Beiträge

Gerade hatte ich wieder eine Erbschaftssteuerdiskussion mit Menschen aus der so oft zitierten „Mittelschicht“ von der eigentlich keiner weiß, wo sie anfängt und wo sie aufhört. (*edit 21.02.13: die im Folgenden aufgestellten Thesen sind grds. 1:1 auch auf Vermögens- und Schenkungssteuer anwendbar)

Wenn man es am Einkommen festmacht, reicht das Spektrum von (Hausnummer netto) 1.500 bis 10.000 Euro / Monat. Je nachdem, wen man frägt.
Wenn man es am Vermögen festmacht – was keiner tut – ist es schon viel schwieriger, abgesehen von der Erhebung der Vermögen.

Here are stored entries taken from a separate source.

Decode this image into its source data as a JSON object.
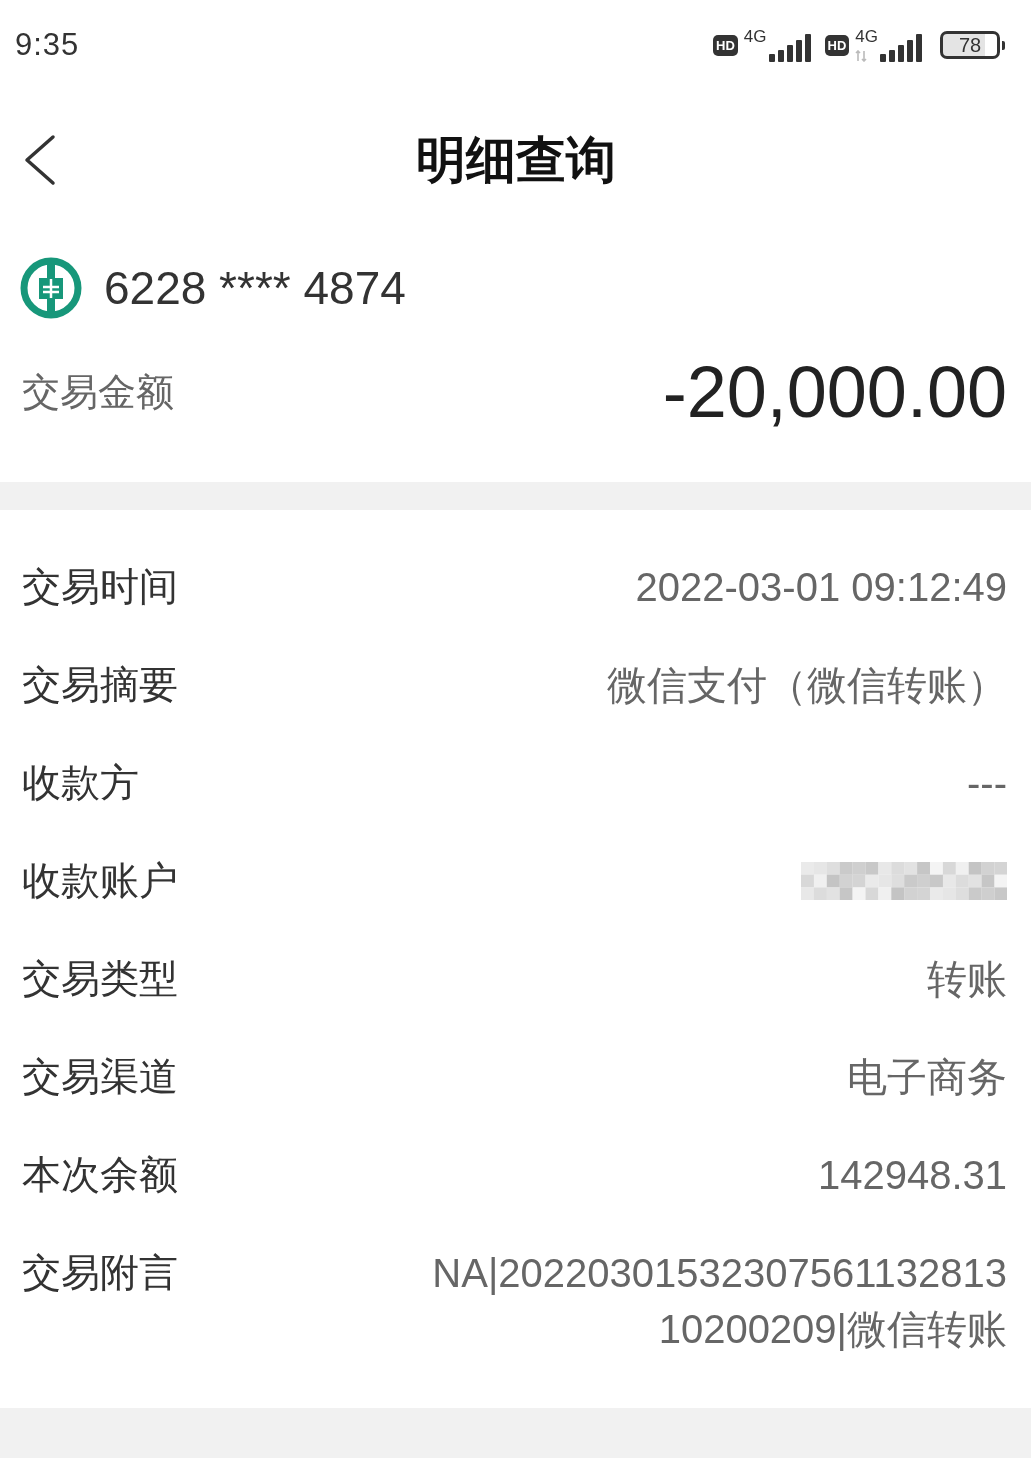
{
  "status_bar": {
    "time": "9:35",
    "sims": [
      {
        "badge": "HD",
        "network": "4G",
        "activity": false
      },
      {
        "badge": "HD",
        "network": "4G",
        "activity": true
      }
    ],
    "battery": "78"
  },
  "header": {
    "title": "明细查询"
  },
  "account": {
    "card_number": "6228 **** 4874",
    "amount_label": "交易金额",
    "amount": "-20,000.00"
  },
  "details": [
    {
      "kind": "text",
      "label": "交易时间",
      "value": "2022-03-01 09:12:49"
    },
    {
      "kind": "text",
      "label": "交易摘要",
      "value": "微信支付（微信转账）"
    },
    {
      "kind": "text",
      "label": "收款方",
      "value": "---"
    },
    {
      "kind": "redacted",
      "label": "收款账户"
    },
    {
      "kind": "text",
      "label": "交易类型",
      "value": "转账"
    },
    {
      "kind": "text",
      "label": "交易渠道",
      "value": "电子商务"
    },
    {
      "kind": "text",
      "label": "本次余额",
      "value": "142948.31"
    },
    {
      "kind": "text",
      "label": "交易附言",
      "value": "NA|20220301532307561132813\n10200209|微信转账"
    }
  ]
}
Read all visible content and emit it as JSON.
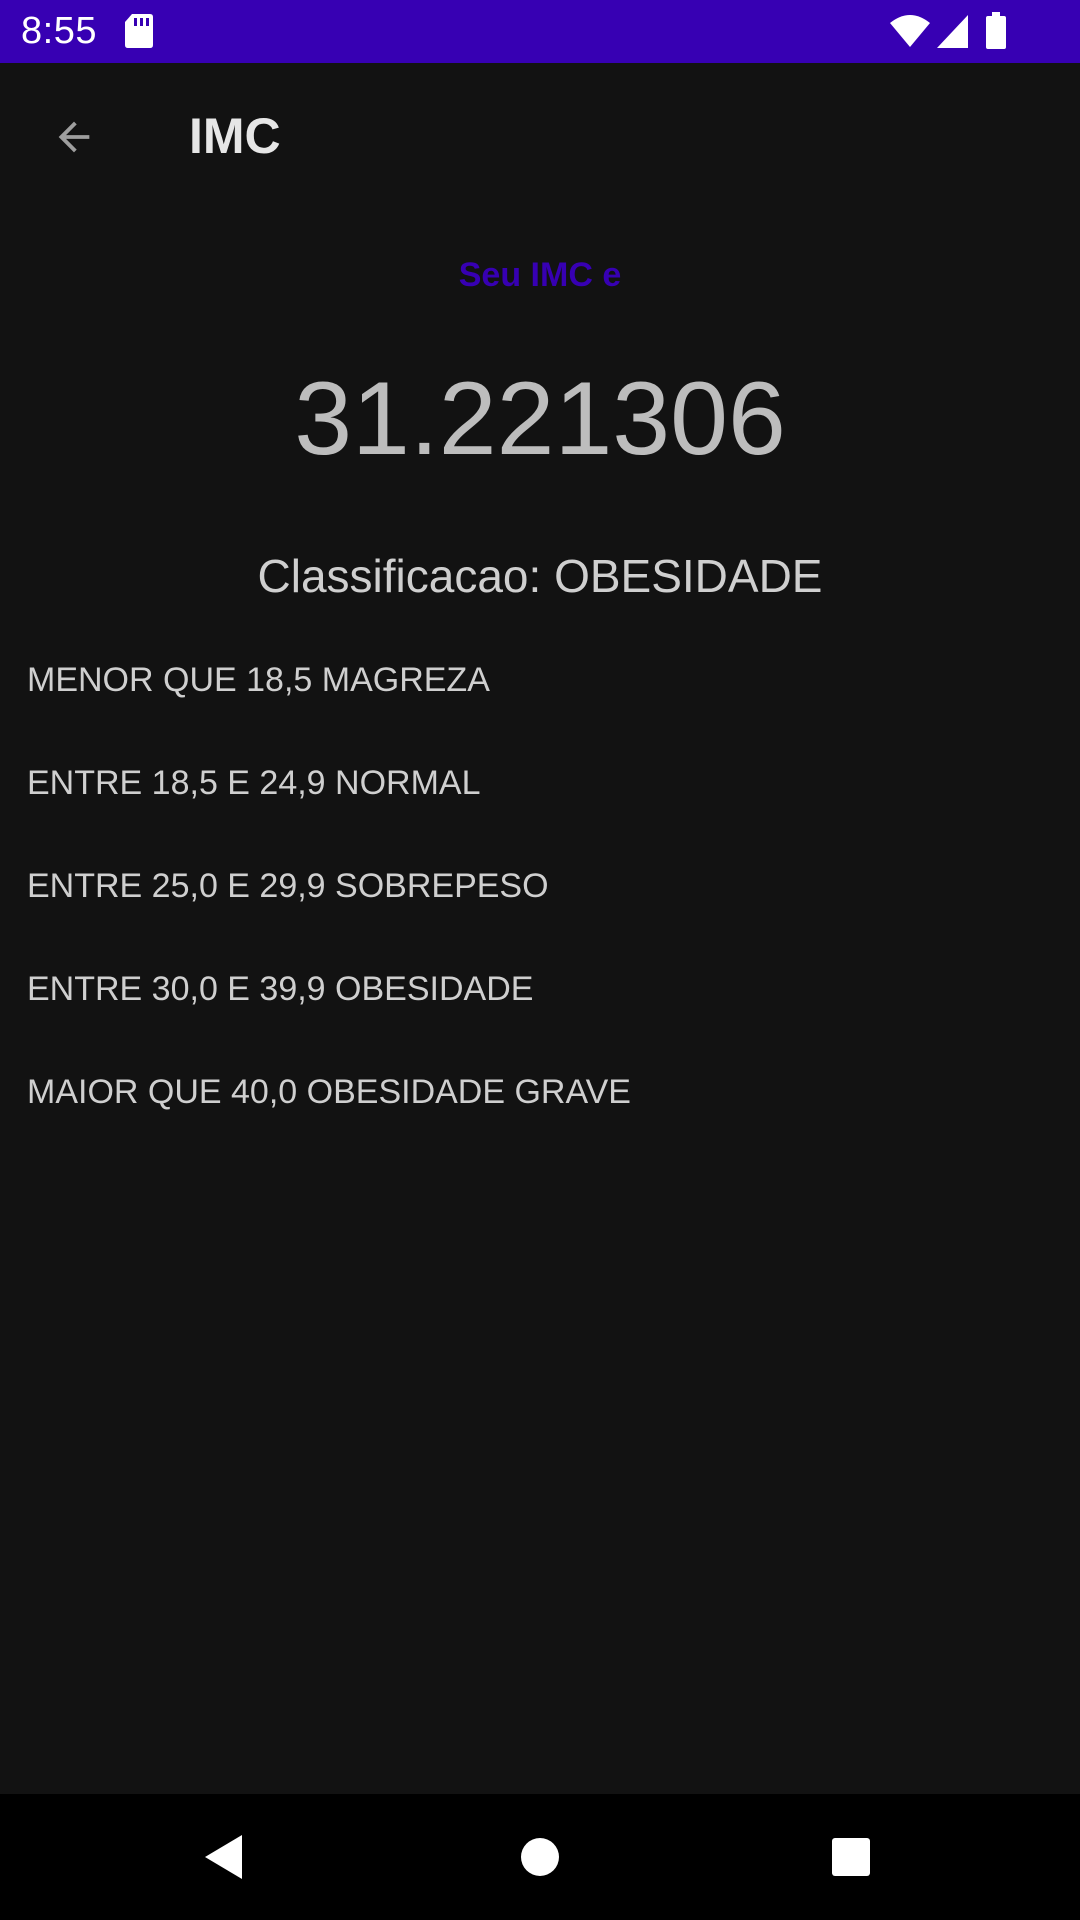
{
  "status_bar": {
    "time": "8:55",
    "background": "#3700b3",
    "icons": [
      "sd-card-icon",
      "wifi-icon",
      "cell-signal-icon",
      "battery-icon"
    ]
  },
  "app_bar": {
    "title": "IMC",
    "back_icon": "arrow-back-icon"
  },
  "result": {
    "label": "Seu IMC e",
    "label_color": "#3700b3",
    "value": "31.221306",
    "classification_prefix": "Classificacao: ",
    "classification_value": "OBESIDADE"
  },
  "ranges": [
    "MENOR QUE 18,5 MAGREZA",
    "ENTRE 18,5 E 24,9 NORMAL",
    "ENTRE 25,0 E 29,9 SOBREPESO",
    "ENTRE 30,0 E 39,9 OBESIDADE",
    "MAIOR QUE 40,0 OBESIDADE GRAVE"
  ],
  "nav_bar": {
    "icons": [
      "nav-back-icon",
      "nav-home-icon",
      "nav-recents-icon"
    ]
  }
}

Vereinfacht gefragt: Gehört man mit 50.000 am Sparbuch schon, bzw. mit 500.000 nicht mehr zur Mittelschicht? Hier gehen die Meinungen weit auseinander. Vor allem im Zusammenhang mit Sachwerten sowie Grund & Boden.
Fest steht jedoch, dass die „Mittelschicht“ vermutlich die größte Gesellschaftsgruppierung in Österreich ist, und sehr viele von ihnen die Erbschaftssteuer aus zwei Gründen ablehnen: 1)  weil „sie“ glauben, dass es sie selbst trifft und 2) weil es sich um bereits versteuertes Einkommen handle.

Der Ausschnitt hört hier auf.